Lettere

Italia, Repubblica
fondata sulla Speranza

da Andrea Giacalone

Come se si trattasse di un nuovo taglio di capelli, tra gli intellettuali imperversa la moda di discutere del distacco fra le istituzioni e la cittadinanza. Il distacco, inteso come rimozione di un corpo da un altro, suggerirebbe l’esistenza di due entità distinte, il popolo e la politica. Ci si domanda come, in democrazia, ciò possa esistere: la democrazia dovrebbe consentire al cittadino ed al rappresentante di essere un tutt’uno! Stranamente, le più o meno dotte dissertazioni non giungono mai al tema cruciale della rappresentanza popolare e a ciò che la Costituzione prevede a questo proposito. E’ noto che, a qualunque livello istituzionale, i candidati, scelti o no col meccanismo delle primarie, sono espressione della volontà e degli interessi di un partito o di un movimento politico.

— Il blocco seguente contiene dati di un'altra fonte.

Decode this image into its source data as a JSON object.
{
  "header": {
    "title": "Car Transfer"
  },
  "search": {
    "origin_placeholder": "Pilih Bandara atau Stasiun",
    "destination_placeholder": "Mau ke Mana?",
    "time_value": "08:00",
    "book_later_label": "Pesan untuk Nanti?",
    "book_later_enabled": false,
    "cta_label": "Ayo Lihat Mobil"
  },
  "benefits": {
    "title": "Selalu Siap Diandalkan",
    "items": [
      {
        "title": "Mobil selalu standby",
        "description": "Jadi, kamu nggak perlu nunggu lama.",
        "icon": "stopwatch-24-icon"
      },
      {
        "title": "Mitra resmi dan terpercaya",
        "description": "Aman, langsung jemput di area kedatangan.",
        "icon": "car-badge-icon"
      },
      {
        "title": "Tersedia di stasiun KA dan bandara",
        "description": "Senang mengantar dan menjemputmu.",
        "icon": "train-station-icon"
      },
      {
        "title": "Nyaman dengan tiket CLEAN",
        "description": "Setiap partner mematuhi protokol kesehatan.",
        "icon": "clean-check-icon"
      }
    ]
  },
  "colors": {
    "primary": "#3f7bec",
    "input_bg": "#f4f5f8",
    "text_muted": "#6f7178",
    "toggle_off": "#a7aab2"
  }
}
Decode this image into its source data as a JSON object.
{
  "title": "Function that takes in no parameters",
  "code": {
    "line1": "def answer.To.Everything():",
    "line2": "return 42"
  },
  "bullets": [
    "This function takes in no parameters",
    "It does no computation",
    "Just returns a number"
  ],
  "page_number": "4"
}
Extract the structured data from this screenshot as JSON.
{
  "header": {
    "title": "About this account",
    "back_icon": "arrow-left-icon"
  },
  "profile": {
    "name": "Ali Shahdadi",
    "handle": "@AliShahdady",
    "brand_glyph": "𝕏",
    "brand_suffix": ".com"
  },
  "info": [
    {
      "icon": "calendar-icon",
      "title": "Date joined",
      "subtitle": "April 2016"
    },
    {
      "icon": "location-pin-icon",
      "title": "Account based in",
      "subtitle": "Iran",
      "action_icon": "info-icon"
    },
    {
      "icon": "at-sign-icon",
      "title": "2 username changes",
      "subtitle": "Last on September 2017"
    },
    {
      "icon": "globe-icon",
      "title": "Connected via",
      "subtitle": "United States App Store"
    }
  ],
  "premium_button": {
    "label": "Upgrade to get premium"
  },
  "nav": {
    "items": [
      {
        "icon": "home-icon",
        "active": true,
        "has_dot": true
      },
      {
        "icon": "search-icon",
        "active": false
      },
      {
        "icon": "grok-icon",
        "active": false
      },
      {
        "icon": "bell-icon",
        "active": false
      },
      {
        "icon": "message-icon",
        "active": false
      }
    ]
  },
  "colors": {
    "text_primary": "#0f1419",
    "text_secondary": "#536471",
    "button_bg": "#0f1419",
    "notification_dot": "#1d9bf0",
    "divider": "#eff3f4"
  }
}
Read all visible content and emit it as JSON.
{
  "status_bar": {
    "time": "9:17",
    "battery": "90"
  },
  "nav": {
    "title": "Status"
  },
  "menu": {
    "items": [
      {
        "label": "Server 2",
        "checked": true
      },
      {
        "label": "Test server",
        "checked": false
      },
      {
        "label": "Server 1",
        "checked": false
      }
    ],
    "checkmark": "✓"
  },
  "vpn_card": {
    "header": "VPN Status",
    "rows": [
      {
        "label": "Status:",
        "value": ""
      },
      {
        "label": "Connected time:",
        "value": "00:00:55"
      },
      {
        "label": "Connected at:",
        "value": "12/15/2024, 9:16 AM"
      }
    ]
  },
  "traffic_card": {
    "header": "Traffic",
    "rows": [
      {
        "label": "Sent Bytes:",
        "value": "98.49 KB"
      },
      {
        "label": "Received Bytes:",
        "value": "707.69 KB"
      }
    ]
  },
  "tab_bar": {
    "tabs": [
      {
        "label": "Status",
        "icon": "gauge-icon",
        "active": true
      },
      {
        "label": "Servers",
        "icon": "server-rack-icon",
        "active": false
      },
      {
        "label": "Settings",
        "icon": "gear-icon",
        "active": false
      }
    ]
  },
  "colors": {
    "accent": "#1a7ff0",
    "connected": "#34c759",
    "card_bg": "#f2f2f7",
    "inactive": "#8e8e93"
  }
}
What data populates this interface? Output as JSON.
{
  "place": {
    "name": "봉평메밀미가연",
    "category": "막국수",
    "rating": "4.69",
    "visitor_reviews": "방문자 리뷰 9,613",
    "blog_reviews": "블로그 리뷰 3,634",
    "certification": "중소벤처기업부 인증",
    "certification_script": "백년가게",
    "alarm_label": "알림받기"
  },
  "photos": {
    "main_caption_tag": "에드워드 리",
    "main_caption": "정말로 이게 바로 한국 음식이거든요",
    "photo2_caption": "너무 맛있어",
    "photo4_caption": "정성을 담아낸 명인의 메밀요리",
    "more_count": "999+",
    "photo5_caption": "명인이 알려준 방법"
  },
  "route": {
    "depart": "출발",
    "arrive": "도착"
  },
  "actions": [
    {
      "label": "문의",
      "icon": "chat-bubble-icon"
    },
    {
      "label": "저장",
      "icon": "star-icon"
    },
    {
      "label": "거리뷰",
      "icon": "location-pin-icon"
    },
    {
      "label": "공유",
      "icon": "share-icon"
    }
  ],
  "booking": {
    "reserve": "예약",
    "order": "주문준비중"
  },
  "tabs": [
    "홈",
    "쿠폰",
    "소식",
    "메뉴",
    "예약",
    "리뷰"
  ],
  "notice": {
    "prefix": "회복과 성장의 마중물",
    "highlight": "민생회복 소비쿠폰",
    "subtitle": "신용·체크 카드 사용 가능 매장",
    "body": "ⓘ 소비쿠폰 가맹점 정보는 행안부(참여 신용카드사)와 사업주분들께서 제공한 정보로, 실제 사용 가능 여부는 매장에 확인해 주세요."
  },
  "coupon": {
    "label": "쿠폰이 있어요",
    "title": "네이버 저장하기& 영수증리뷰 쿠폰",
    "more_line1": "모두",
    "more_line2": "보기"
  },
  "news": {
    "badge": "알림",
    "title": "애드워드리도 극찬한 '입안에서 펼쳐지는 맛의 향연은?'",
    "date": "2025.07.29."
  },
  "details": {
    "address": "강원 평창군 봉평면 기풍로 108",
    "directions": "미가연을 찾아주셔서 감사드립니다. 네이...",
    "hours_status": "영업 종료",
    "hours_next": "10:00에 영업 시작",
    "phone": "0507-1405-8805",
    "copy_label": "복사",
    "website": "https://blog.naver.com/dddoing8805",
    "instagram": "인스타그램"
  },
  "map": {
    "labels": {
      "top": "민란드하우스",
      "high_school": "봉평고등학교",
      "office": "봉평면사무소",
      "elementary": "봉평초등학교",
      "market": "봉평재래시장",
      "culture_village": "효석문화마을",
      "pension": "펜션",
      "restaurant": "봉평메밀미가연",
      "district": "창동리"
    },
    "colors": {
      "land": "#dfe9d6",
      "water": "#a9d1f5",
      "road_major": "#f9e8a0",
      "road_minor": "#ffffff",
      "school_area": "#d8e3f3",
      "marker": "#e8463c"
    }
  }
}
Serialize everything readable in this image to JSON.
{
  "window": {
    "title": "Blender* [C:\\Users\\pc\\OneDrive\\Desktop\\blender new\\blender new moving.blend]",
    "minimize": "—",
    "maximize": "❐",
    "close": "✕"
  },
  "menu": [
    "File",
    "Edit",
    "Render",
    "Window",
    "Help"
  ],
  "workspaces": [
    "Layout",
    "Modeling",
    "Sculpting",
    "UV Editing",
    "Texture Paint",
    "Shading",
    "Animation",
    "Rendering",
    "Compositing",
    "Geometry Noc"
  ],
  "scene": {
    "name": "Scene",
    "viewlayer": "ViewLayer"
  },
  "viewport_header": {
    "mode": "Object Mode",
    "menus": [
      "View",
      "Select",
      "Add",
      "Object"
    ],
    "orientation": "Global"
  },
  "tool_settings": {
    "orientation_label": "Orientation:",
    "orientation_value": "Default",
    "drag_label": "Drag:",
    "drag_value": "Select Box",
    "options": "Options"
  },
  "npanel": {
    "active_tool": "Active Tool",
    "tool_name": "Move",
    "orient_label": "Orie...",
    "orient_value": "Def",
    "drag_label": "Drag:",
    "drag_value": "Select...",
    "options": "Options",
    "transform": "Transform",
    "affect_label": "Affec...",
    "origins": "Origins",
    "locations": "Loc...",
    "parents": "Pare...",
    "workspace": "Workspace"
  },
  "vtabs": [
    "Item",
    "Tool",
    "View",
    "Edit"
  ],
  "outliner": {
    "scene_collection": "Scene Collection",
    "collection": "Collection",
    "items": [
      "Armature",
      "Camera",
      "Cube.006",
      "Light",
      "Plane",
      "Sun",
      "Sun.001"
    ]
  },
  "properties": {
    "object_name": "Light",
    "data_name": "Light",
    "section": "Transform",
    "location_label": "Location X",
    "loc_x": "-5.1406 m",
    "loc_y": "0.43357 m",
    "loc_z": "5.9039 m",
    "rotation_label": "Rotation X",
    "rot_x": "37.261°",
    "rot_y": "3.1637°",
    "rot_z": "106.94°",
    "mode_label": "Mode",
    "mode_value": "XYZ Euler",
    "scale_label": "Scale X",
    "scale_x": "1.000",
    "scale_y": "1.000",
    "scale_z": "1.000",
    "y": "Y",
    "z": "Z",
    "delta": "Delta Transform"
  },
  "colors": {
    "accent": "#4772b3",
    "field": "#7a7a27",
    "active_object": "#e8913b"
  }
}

Una volta eletti, costoro, rappresenteranno il cittadino o il partito? Sentiranno l’esigenza di rendere conto al cittadino che li ha votati o al partito che permetterà loro di essere rieletti? Ciò era ben noto ai padri costituenti. L’Onorevole Mortati, relatore della seconda sottocommissione dell’Assemblea Costituente, il 3 Settembre 1946 definiva i Deputati come dei “rappresentanti dei partiti” senza che ciò sollevasse obiezioni in alcuno dei suoi colleghi. Ancora Mortati affermava che “la tendenza delle democrazie moderne è nel senso che il popolo non è più inteso, come nel secolo scorso, come organo di decisione politica”.

Al popolo, doveva sostituirsi il partito. All’epoca, questo appariva assodato. Il tempo ha mostrato le storture di questa concezione. All’illusione che i partiti fossero genuino riflesso della volontà popolare, si è sostituita la consapevolezza che sono realtà umane, fatalmente animate da logiche di sopravvivenza e perpetuazione del controllo del potere. Sulla Speranza che questa realtà si redima, si reggono le sorti della nostra pseudo-democrazia. La storia ci racconta che subordinare la democrazia ad una Speranza, significa negarla, e con essa, negare la libertà. L’Italia, Repubblica fondata su una Speranza, non ha alcun bisogno di salvatori, ma di nuove regole sulla rappresentanza. L’esercizio del diritto al voto, purtroppo, non basta.